2 1/2 cups leftover stuffing
1 1/2 cups + 3 tbsp low-sodium chicken broth
2 tbsp butter
2 tbsp all-purpose flour
2 cups chopped turkey meat, skin removed
1 cup chopped leftover vegetables or frozen peas and carrots, thawed
1/2 tsp poultry seasoning
2 cups leftover mashed potatoes
2 tbsp leftover or jarred gravy
Preheat oven to 400°F. Coat the inside of a 9-inch pie plate with the cooking spray. Add the stuffing to a medium microwave-safe bowl. Microwave 30 sec.–1 min., until warm. Stir in 2–3 tbsp chicken broth to make stuffing moist. Press stuffing into the bottom and sides of pie plate, using the back of a measuring cup to press down. Bake 20–25 min., until slightly golden on edges.
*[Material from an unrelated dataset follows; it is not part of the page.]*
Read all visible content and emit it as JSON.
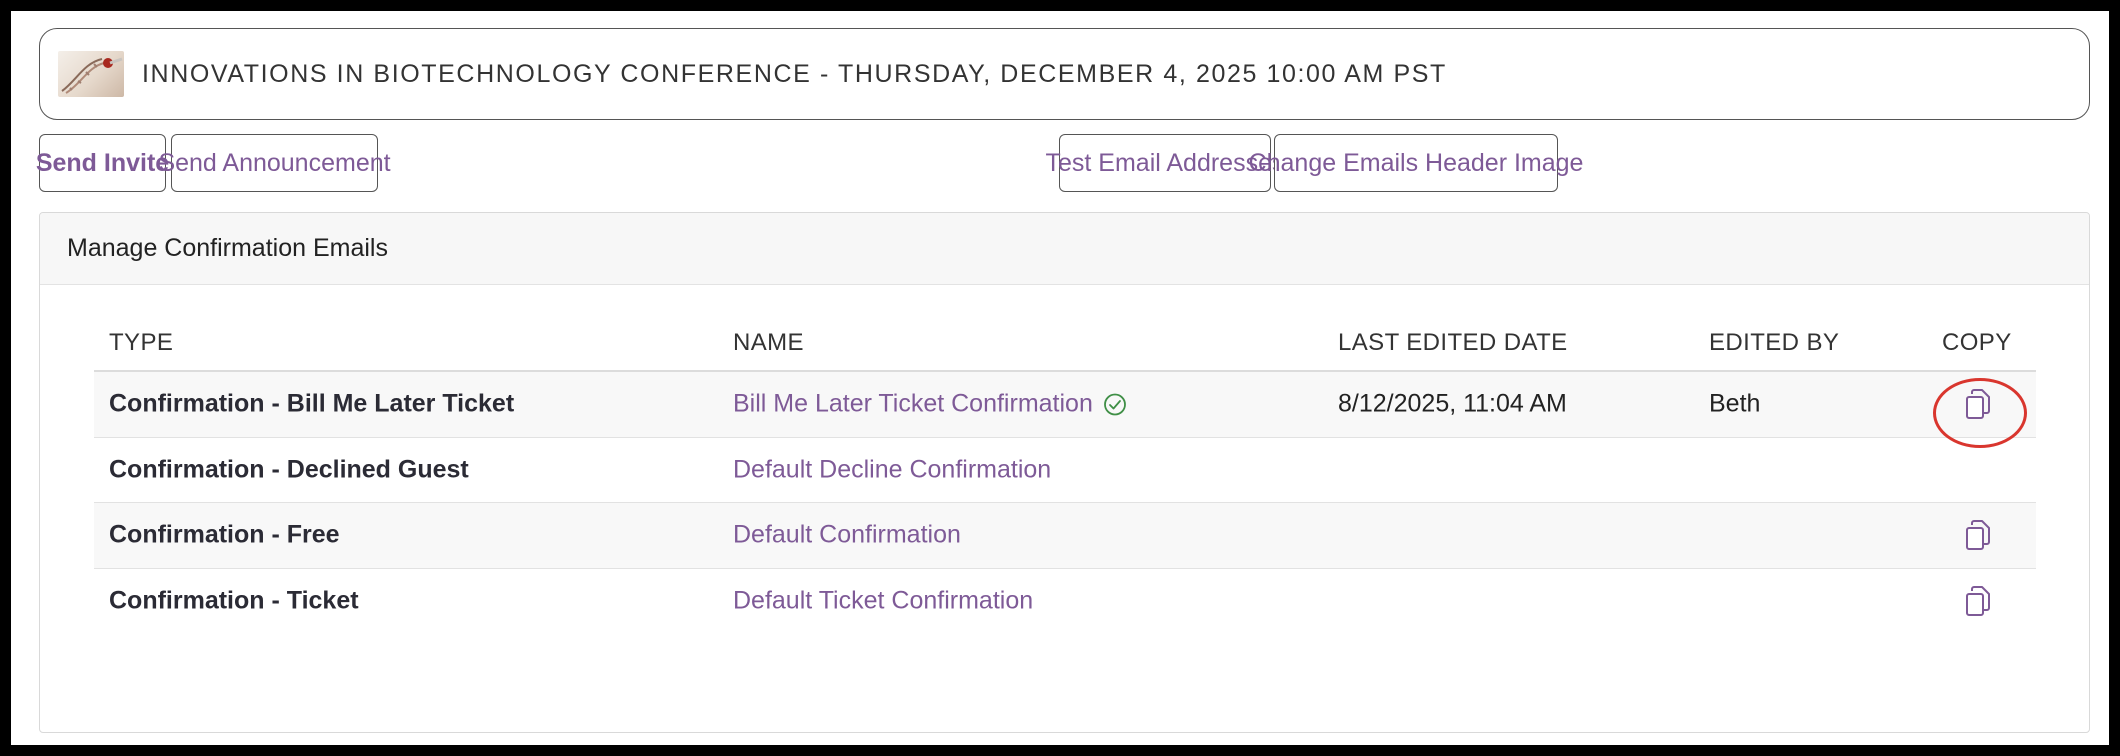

Meanwhile, in a 12-inch skillet, melt the butter. Stir in the flour and cook 2 min. Gradually whisk in remaining 1½ cups chicken broth and cook 2–3 min., until sauce thickens, stirring constantly. Stir in the turkey and vegetables and simmer 3 min. Add the poultry seasoning and season with salt and pepper. Remove from heat.
Pour turkey mixture over the stuffing crust. Top with the potatoes, spreading over the turkey mixture with a spatula. Make an indent in the middle of potatoes and pour gravy into indent. Place pie plate onto a sheet pan and bake 20–25 min., until bubbly and golden brown. Let sit 10 min. before serving.